# Culinary Institute Of America DVDs



## carlaird (Jan 16, 2007)

Anyone know where I can get the Culinary Institute Of America DVDs cheap?!?!


----------



## ghettoracingkid (Feb 19, 2007)

Ebay?

When I have seen them ive been board out of my mind. but thats just my opinion


----------



## shel (Dec 20, 2006)

From the CIA - do a Google searc. Amazon may carry them as well.


----------



## carlaird (Jan 16, 2007)

YES to both replys
But they're $100 a disc


----------



## quinn01 (Apr 22, 2006)

I actualy am a student here and we have alot of training videos on youtube. Check it out!


----------



## abefroman (Mar 12, 2005)

Have you watched the previews? The are like really fundamental. 
Professional Culinary Training DVDs : CIAProchef.com

Everythings like common knowledge.

Please tell me the classes aren't that boring.


----------



## quinn01 (Apr 22, 2006)

hahaha they arent. trust me.
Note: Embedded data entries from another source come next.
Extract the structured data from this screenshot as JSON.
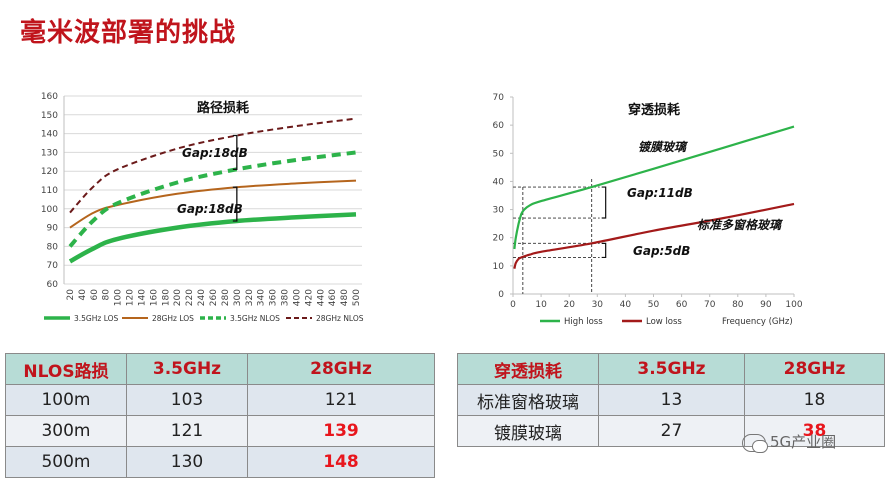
{
  "page": {
    "title": "毫米波部署的挑战"
  },
  "chart_data": [
    {
      "type": "line",
      "title": "路径损耗",
      "xlabel": "",
      "ylabel": "",
      "categories": [
        "20",
        "40",
        "60",
        "80",
        "100",
        "120",
        "140",
        "160",
        "180",
        "200",
        "220",
        "240",
        "260",
        "280",
        "300",
        "320",
        "340",
        "360",
        "380",
        "400",
        "420",
        "440",
        "460",
        "480",
        "500"
      ],
      "ylim": [
        60,
        160
      ],
      "yticks": [
        "60",
        "70",
        "80",
        "90",
        "100",
        "110",
        "120",
        "130",
        "140",
        "150",
        "160"
      ],
      "series": [
        {
          "name": "3.5GHz LOS",
          "color": "#2db34a",
          "style": "solid-thick"
        },
        {
          "name": "28GHz LOS",
          "color": "#b5651d",
          "style": "solid"
        },
        {
          "name": "3.5GHz NLOS",
          "color": "#2db34a",
          "style": "dashed-thick"
        },
        {
          "name": "28GHz NLOS",
          "color": "#6b1a1a",
          "style": "dashed"
        }
      ],
      "series_points": {
        "3.5GHz LOS": [
          [
            20,
            72
          ],
          [
            60,
            79
          ],
          [
            100,
            84
          ],
          [
            200,
            90
          ],
          [
            300,
            93.5
          ],
          [
            400,
            95.5
          ],
          [
            500,
            97
          ]
        ],
        "28GHz LOS": [
          [
            20,
            90
          ],
          [
            60,
            98
          ],
          [
            100,
            102
          ],
          [
            200,
            108
          ],
          [
            300,
            111.5
          ],
          [
            400,
            113.5
          ],
          [
            500,
            115
          ]
        ],
        "3.5GHz NLOS": [
          [
            20,
            80
          ],
          [
            60,
            94
          ],
          [
            100,
            103
          ],
          [
            200,
            114
          ],
          [
            300,
            121
          ],
          [
            400,
            126
          ],
          [
            500,
            130
          ]
        ],
        "28GHz NLOS": [
          [
            20,
            98
          ],
          [
            60,
            112
          ],
          [
            100,
            121
          ],
          [
            200,
            132
          ],
          [
            300,
            139
          ],
          [
            400,
            144
          ],
          [
            500,
            148
          ]
        ]
      },
      "annotations": [
        "Gap:18dB",
        "Gap:18dB"
      ],
      "grid": true,
      "legend": "bottom"
    },
    {
      "type": "line",
      "title": "穿透损耗",
      "xlabel": "Frequency (GHz)",
      "ylabel": "",
      "xlim": [
        0,
        100
      ],
      "ylim": [
        0,
        70
      ],
      "xticks": [
        "0",
        "10",
        "20",
        "30",
        "40",
        "50",
        "60",
        "70",
        "80",
        "90",
        "100"
      ],
      "yticks": [
        "0",
        "10",
        "20",
        "30",
        "40",
        "50",
        "60",
        "70"
      ],
      "series": [
        {
          "name": "High loss",
          "color": "#2db34a",
          "label": "镀膜玻璃"
        },
        {
          "name": "Low loss",
          "color": "#a31a1a",
          "label": "标准多窗格玻璃"
        }
      ],
      "series_points": {
        "High loss": [
          [
            0.5,
            16
          ],
          [
            1,
            20
          ],
          [
            2,
            25
          ],
          [
            3,
            28.5
          ],
          [
            4,
            30
          ],
          [
            6,
            31.5
          ],
          [
            10,
            33
          ],
          [
            28,
            38
          ],
          [
            50,
            44.5
          ],
          [
            75,
            52
          ],
          [
            100,
            59.5
          ]
        ],
        "Low loss": [
          [
            0.5,
            9
          ],
          [
            1,
            11
          ],
          [
            2,
            12.5
          ],
          [
            3,
            13
          ],
          [
            6,
            14
          ],
          [
            10,
            15
          ],
          [
            28,
            18
          ],
          [
            50,
            22.5
          ],
          [
            75,
            27
          ],
          [
            100,
            32
          ]
        ]
      },
      "annotations": [
        "Gap:11dB",
        "Gap:5dB"
      ],
      "grid": false,
      "legend": "bottom"
    }
  ],
  "tables": {
    "nlos": {
      "headers": [
        "NLOS路损",
        "3.5GHz",
        "28GHz"
      ],
      "rows": [
        [
          "100m",
          "103",
          "121"
        ],
        [
          "300m",
          "121",
          "139"
        ],
        [
          "500m",
          "130",
          "148"
        ]
      ]
    },
    "pen": {
      "headers": [
        "穿透损耗",
        "3.5GHz",
        "28GHz"
      ],
      "rows": [
        [
          "标准窗格玻璃",
          "13",
          "18"
        ],
        [
          "镀膜玻璃",
          "27",
          "38"
        ]
      ]
    }
  },
  "watermark": "5G产业圈",
  "colors": {
    "title": "#c0141c",
    "highlight": "#e8161d",
    "table_header": "#b7dcd6"
  }
}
There are ones on dvd that i have seen, not really sure where they are i would guess on ebay or amazon but i know there are DVD's otu there that are edu. not stupid. haha :smoking:


----------



## abefroman (Mar 12, 2005)

You can rent them here for $10-$15:
Cooking instruction videos on DVD: Learn Culinary / Cooking

Or check ebay, 
culinary institute of america dvd, DVD, HD DVD Blu-ray, DVDs Movies items on eBay.com


----------